Structural Transitions and Global Minima of Sodium Chloride Clusters
Jonathan Doye, David Wales

TL;DR
This paper investigates the structural transitions and global energy minima of sodium chloride clusters, revealing unique deformation mechanisms at the nanoscale and comparing potential energy models.
Contribution
It identifies the atomic rearrangement pathways in NaCl clusters and compares empirical potentials, highlighting size-dependent mechanical properties.
Findings
Nanocrystals deform via slip on {110} planes, unlike bulk crystals.
Reaction pathways between isomers of (NaCl)35Cl- are characterized.
Global minima are compared across different empirical potentials.
Abstract
In recent experiments on sodium chloride clusters structural transitions between nanocrystals with different cuboidal shapes were detected.

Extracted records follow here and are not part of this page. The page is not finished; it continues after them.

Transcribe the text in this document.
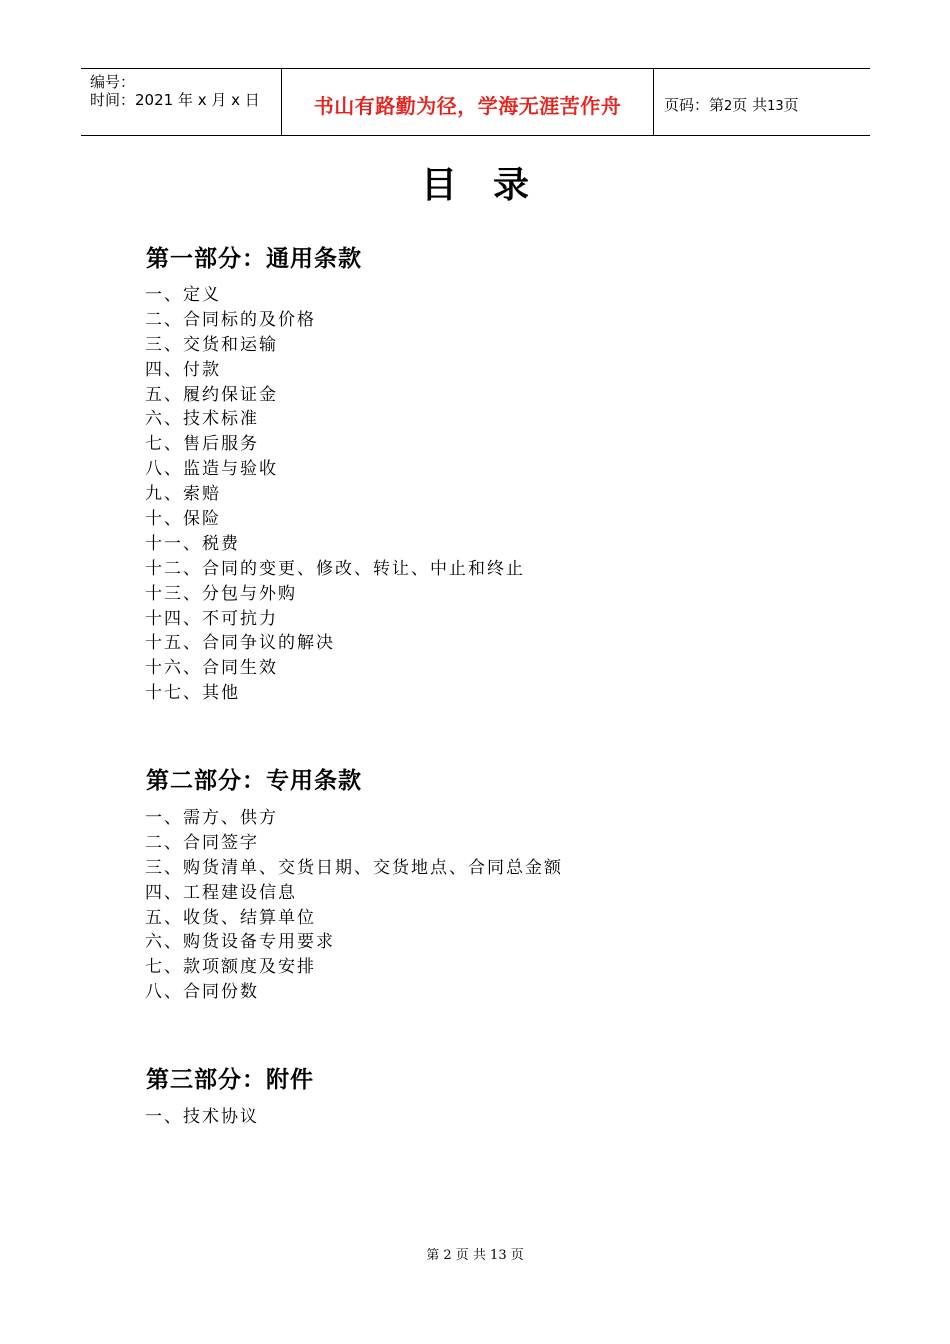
编号：
时间：2021 年 x 月 x 日	书山有路勤为径，学海无涯苦作舟	页码：第2页 共13页
目录
第一部分：通用条款
一、定义
二、合同标的及价格
三、交货和运输
四、付款
五、履约保证金
六、技术标准
七、售后服务
八、监造与验收
九、索赔
十、保险
十一、税费
十二、合同的变更、修改、转让、中止和终止
十三、分包与外购
十四、不可抗力
十五、合同争议的解决
十六、合同生效
十七、其他
第二部分：专用条款
一、需方、供方
二、合同签字
三、购货清单、交货日期、交货地点、合同总金额
四、工程建设信息
五、收货、结算单位
六、购货设备专用要求
七、款项额度及安排
八、合同份数
第三部分：附件
一、技术协议
第 2 页 共 13 页
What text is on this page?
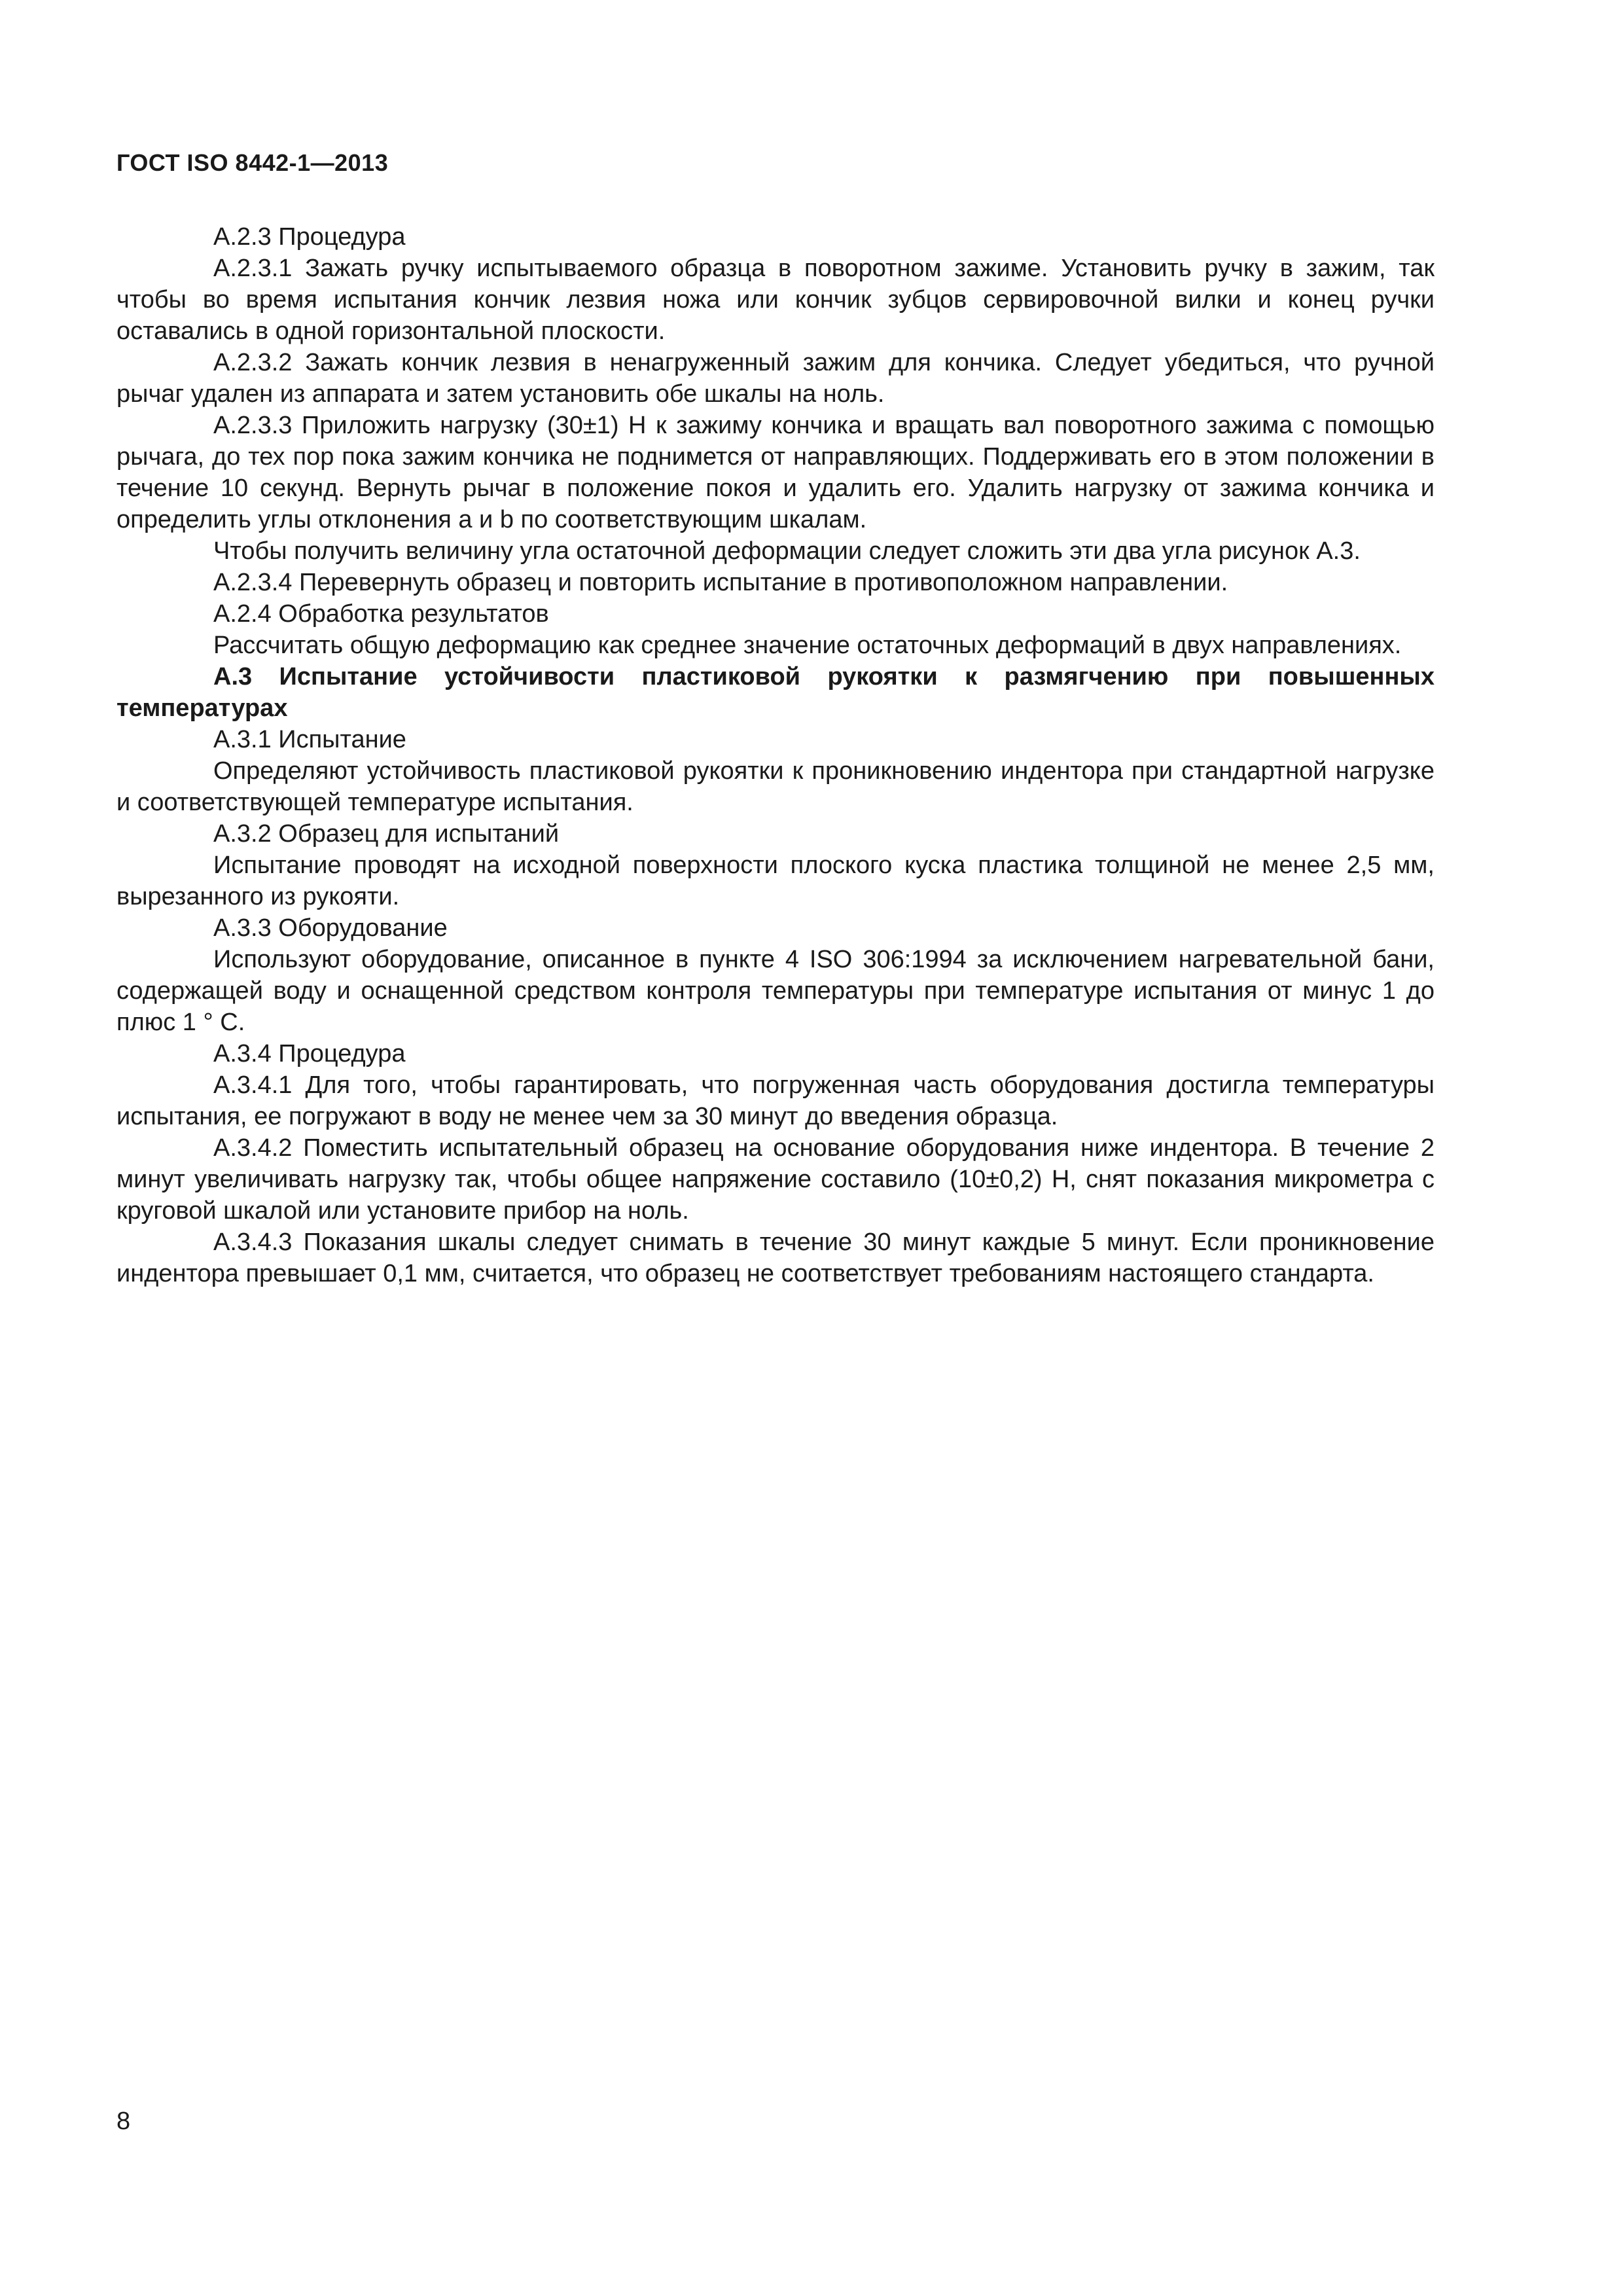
ГОСТ ISO 8442-1—2013

А.2.3 Процедура

А.2.3.1 Зажать ручку испытываемого образца в поворотном зажиме. Установить ручку в зажим, так чтобы во время испытания кончик лезвия ножа или кончик зубцов сервировочной вилки и конец ручки оставались в одной горизонтальной плоскости.

А.2.3.2 Зажать кончик лезвия в ненагруженный зажим для кончика. Следует убедиться, что ручной рычаг удален из аппарата и затем установить обе шкалы на ноль.

А.2.3.3 Приложить нагрузку (30±1) Н к зажиму кончика и вращать вал поворотного зажима с помощью рычага, до тех пор пока зажим кончика не поднимется от направляющих. Поддерживать его в этом положении в течение 10 секунд. Вернуть рычаг в положение покоя и удалить его. Удалить нагрузку от зажима кончика и определить углы отклонения а и b по соответствующим шкалам.

Чтобы получить величину угла остаточной деформации следует сложить эти два угла рисунок А.3.

А.2.3.4 Перевернуть образец и повторить испытание в противоположном направлении.

А.2.4 Обработка результатов

Рассчитать общую деформацию как среднее значение остаточных деформаций в двух направлениях.

А.3 Испытание устойчивости пластиковой рукоятки к размягчению при повышенных температурах

А.3.1 Испытание

Определяют устойчивость пластиковой рукоятки к проникновению индентора при стандартной нагрузке и соответствующей температуре испытания.

А.3.2 Образец для испытаний

Испытание проводят на исходной поверхности плоского куска пластика толщиной не менее 2,5 мм, вырезанного из рукояти.

А.3.3 Оборудование

Используют оборудование, описанное в пункте 4 ISO 306:1994 за исключением нагревательной бани, содержащей воду и оснащенной средством контроля температуры при температуре испытания от минус 1 до плюс 1 ° С.

А.3.4 Процедура

А.3.4.1 Для того, чтобы гарантировать, что погруженная часть оборудования достигла температуры испытания, ее погружают в воду не менее чем за 30 минут до введения образца.

А.3.4.2 Поместить испытательный образец на основание оборудования ниже индентора. В течение 2 минут увеличивать нагрузку так, чтобы общее напряжение составило (10±0,2) Н, снят показания микрометра с круговой шкалой или установите прибор на ноль.

А.3.4.3 Показания шкалы следует снимать в течение 30 минут каждые 5 минут. Если проникновение индентора превышает 0,1 мм, считается, что образец не соответствует требованиям настоящего стандарта.

8
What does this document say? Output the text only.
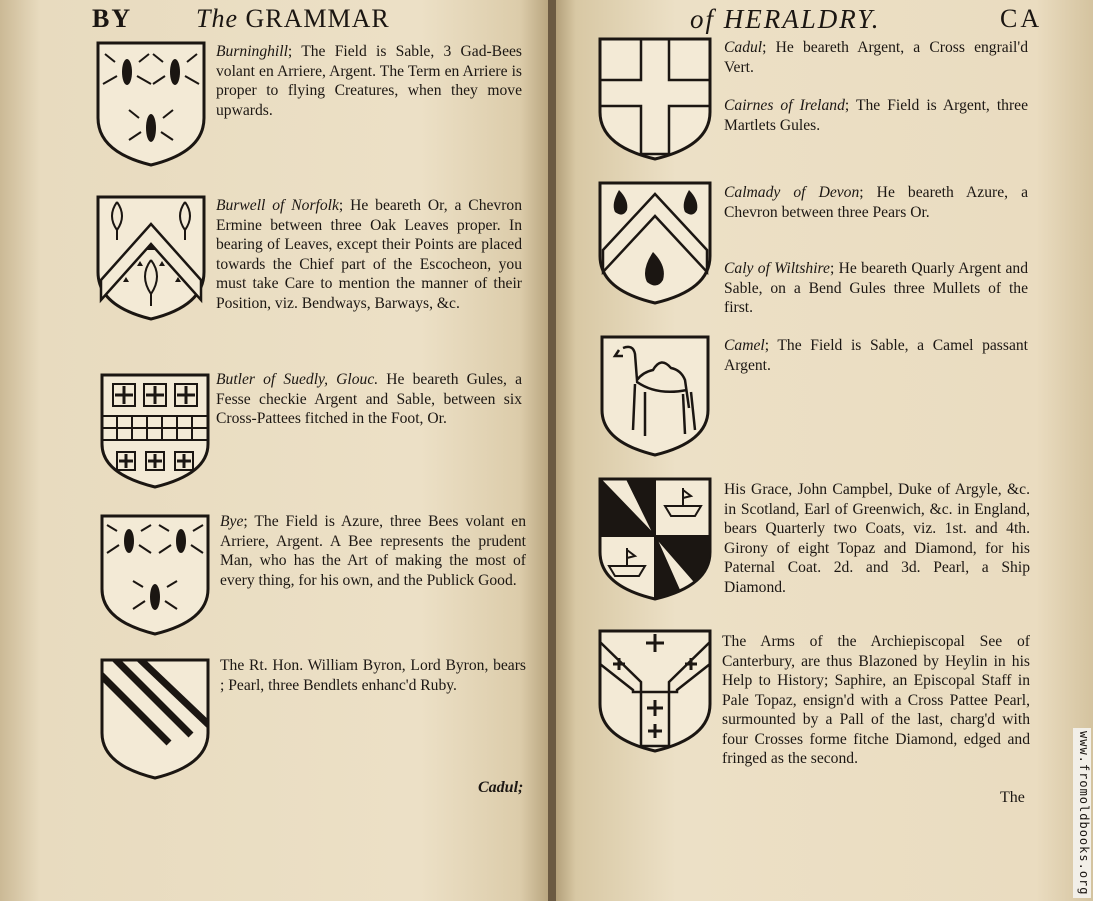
BY The GRAMMAR	of HERALDRY.	CA
Burninghill; The Field is Sable, 3 Gad-Bees volant en Arriere, Argent. The Term en Arriere is proper to flying Creatures, when they move upwards.
Burwell of Norfolk; He beareth Or, a Chevron Ermine between three Oak Leaves proper. In bearing of Leaves, except their Points are placed towards the Chief part of the Escocheon, you must take Care to mention the manner of their Position, viz. Bendways, Barways, &c.
Butler of Suedly, Glouc. He beareth Gules, a Fesse checkie Argent and Sable, between six Cross-Pattees fitched in the Foot, Or.
Bye; The Field is Azure, three Bees volant en Arriere, Argent. A Bee represents the prudent Man, who has the Art of making the most of every thing, for his own, and the Publick Good.
The Rt. Hon. William Byron, Lord Byron, bears ; Pearl, three Bendlets enhanc'd Ruby.
Cadul;
Cadul; He beareth Argent, a Cross engrail'd Vert.
Cairnes of Ireland; The Field is Argent, three Martlets Gules.
Calmady of Devon; He beareth Azure, a Chevron between three Pears Or.
Caly of Wiltshire; He beareth Quarly Argent and Sable, on a Bend Gules three Mullets of the first.
Camel; The Field is Sable, a Camel passant Argent.
His Grace, John Campbel, Duke of Argyle, &c. in Scotland, Earl of Greenwich, &c. in England, bears Quarterly two Coats, viz. 1st. and 4th. Girony of eight Topaz and Diamond, for his Paternal Coat. 2d. and 3d. Pearl, a Ship Diamond.
The Arms of the Archiepiscopal See of Canterbury, are thus Blazoned by Heylin in his Help to History; Saphire, an Episcopal Staff in Pale Topaz, ensign'd with a Cross Pattee Pearl, surmounted by a Pall of the last, charg'd with four Crosses forme fitche Diamond, edged and fringed as the second.
The	www.fromoldbooks.org
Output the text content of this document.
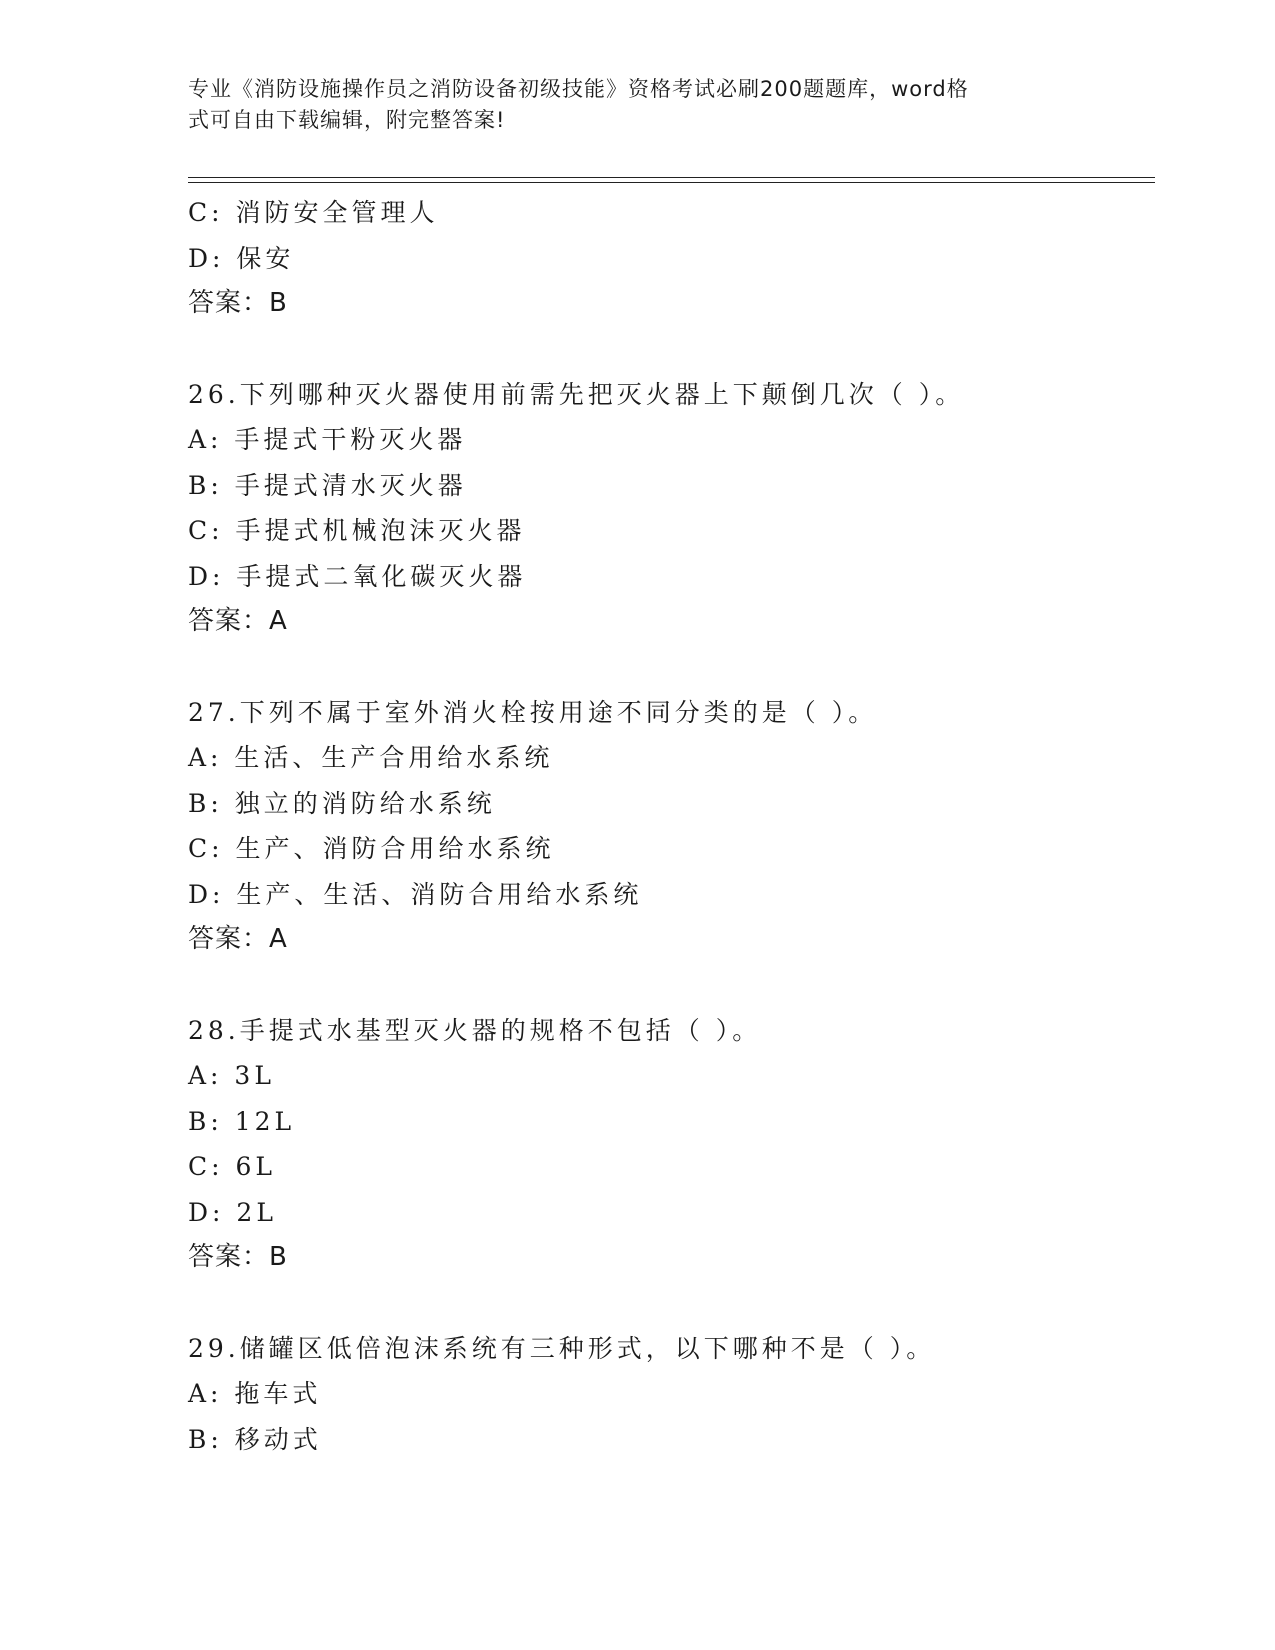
专业《消防设施操作员之消防设备初级技能》资格考试必刷200题题库，word格
式可自由下载编辑，附完整答案!
C: 消防安全管理人
D: 保安
答案：B
26.下列哪种灭火器使用前需先把灭火器上下颠倒几次（ ）。
A: 手提式干粉灭火器
B: 手提式清水灭火器
C: 手提式机械泡沫灭火器
D: 手提式二氧化碳灭火器
答案：A
27.下列不属于室外消火栓按用途不同分类的是（ ）。
A: 生活、生产合用给水系统
B: 独立的消防给水系统
C: 生产、消防合用给水系统
D: 生产、生活、消防合用给水系统
答案：A
28.手提式水基型灭火器的规格不包括（ ）。
A: 3L
B: 12L
C: 6L
D: 2L
答案：B
29.储罐区低倍泡沫系统有三种形式，以下哪种不是（ ）。
A: 拖车式
B: 移动式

Here we determine reaction pathways between the low energy isomers of one of these clusters, (NaCl)35Cl-. The key process in these structural transitions is a highly cooperative rearrangement in which two parts of the nanocrystal slip past one another on a {110} plane in a <1-10> direction. In this way the nanocrystals can plastically deform, in contrast to the brittle behaviour of bulk sodium chloride crystals at the same temperatures; the nanocrystals have mechanical properties which are a unique feature of their finite size. We also report and compare the global potential energy minima for (NaCl)NCl- using two empirical potentials, and comment on the effect of polarization.